What was once a struggle to legalize hemp is now a balancing act to please the different interested parties within its trade and maximize the benefits of everyone state and consumer’s cannabis experience.
In Florida, this is certainly the case. Both the Florida House and Senate are currently assessing bills to fine-tune the state’s attitude toward which hemp and CBD products it would allow.
Florida’s legislation aims to clarify seed types allowed in the state and make smokeable hemp illegal for consumers who are not yet 21 years old, according to the Miami Herald. 
Hemp seeds approved by the U.S. Food and Drug Administration would be the only licit planting seeds under both bills.
“I’d rather be too cautious than open the door and regret it down the road,” Sen. Bill Montford, D-Tallahassee, told the Miami Herald. “Especially at the expense of farmers ... hemp could be the savior of the economy in North Florida.” 
According to the Tampa Bay Times, Montford is sponsoring the Senate version of the bill while Reps. Brad Drake, R-Eucheeanna, and Ralph Massullo, R-Lecanto, are sponsoring it in the House. 
“I think we’re dipping our toe into something that will have repercussions for generations,” Sen. Doug Broxson, R-Gulf Breeze, told the Herald. “This concerns me. I pray that we move in such a way that we protect future generations.” 
In the House version of the bill, an advisory committee called the Industrial Hemp Advisory Council would be created and overseen by Florida Gov. Ron DeSantis. 

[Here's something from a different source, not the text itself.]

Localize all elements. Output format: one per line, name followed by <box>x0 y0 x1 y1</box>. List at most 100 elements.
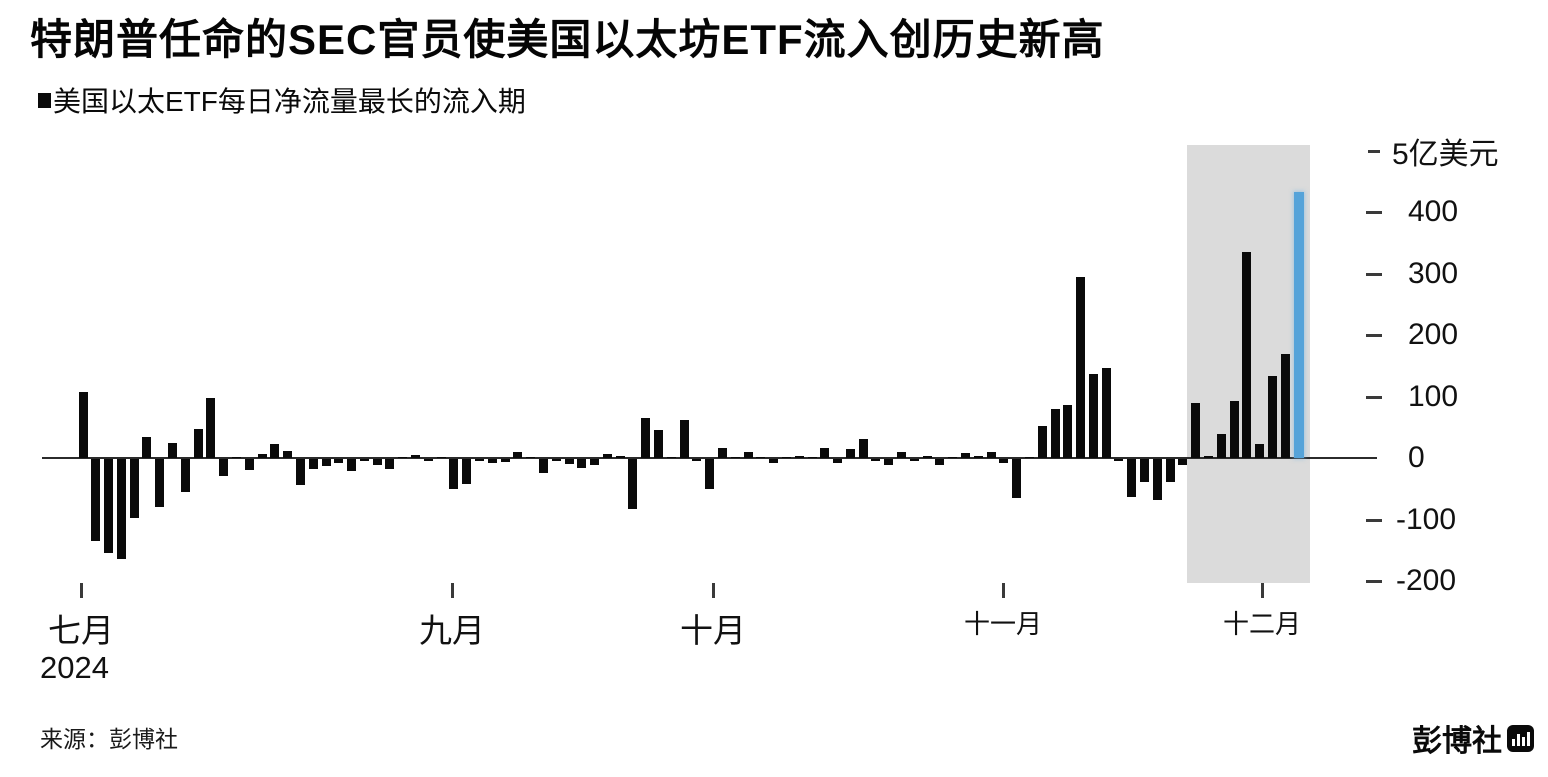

The Tampa Bay Times reported that some marijuana and cannabis advocacy groups viewed the restrictions on 21-and-under smokeable hemp purchases as unnecessary, claiming the substance is medicinal in nature. 
Across the U.S., controversies have emerged over hemp protections and the CBD trade. In the time since the 2018 legalization of industrial hemp some states have taken more draconian approaches than others, but nearly every jurisdiction has needed some framework in lieu of clear guidance from the federal government.
Disparate test results for some harvest yields have shown “hot” hemp crops with too high a level of THC, the active ingredient of marijuana that makes users high.
Meanwhile, some police departments have been too slow on the uptake to tell the difference between weed and hemp.
Marginal fixes and “glitch bills” like these in Florida are sure to grow in popularity this legislative season as more troubleshooting happens across the country.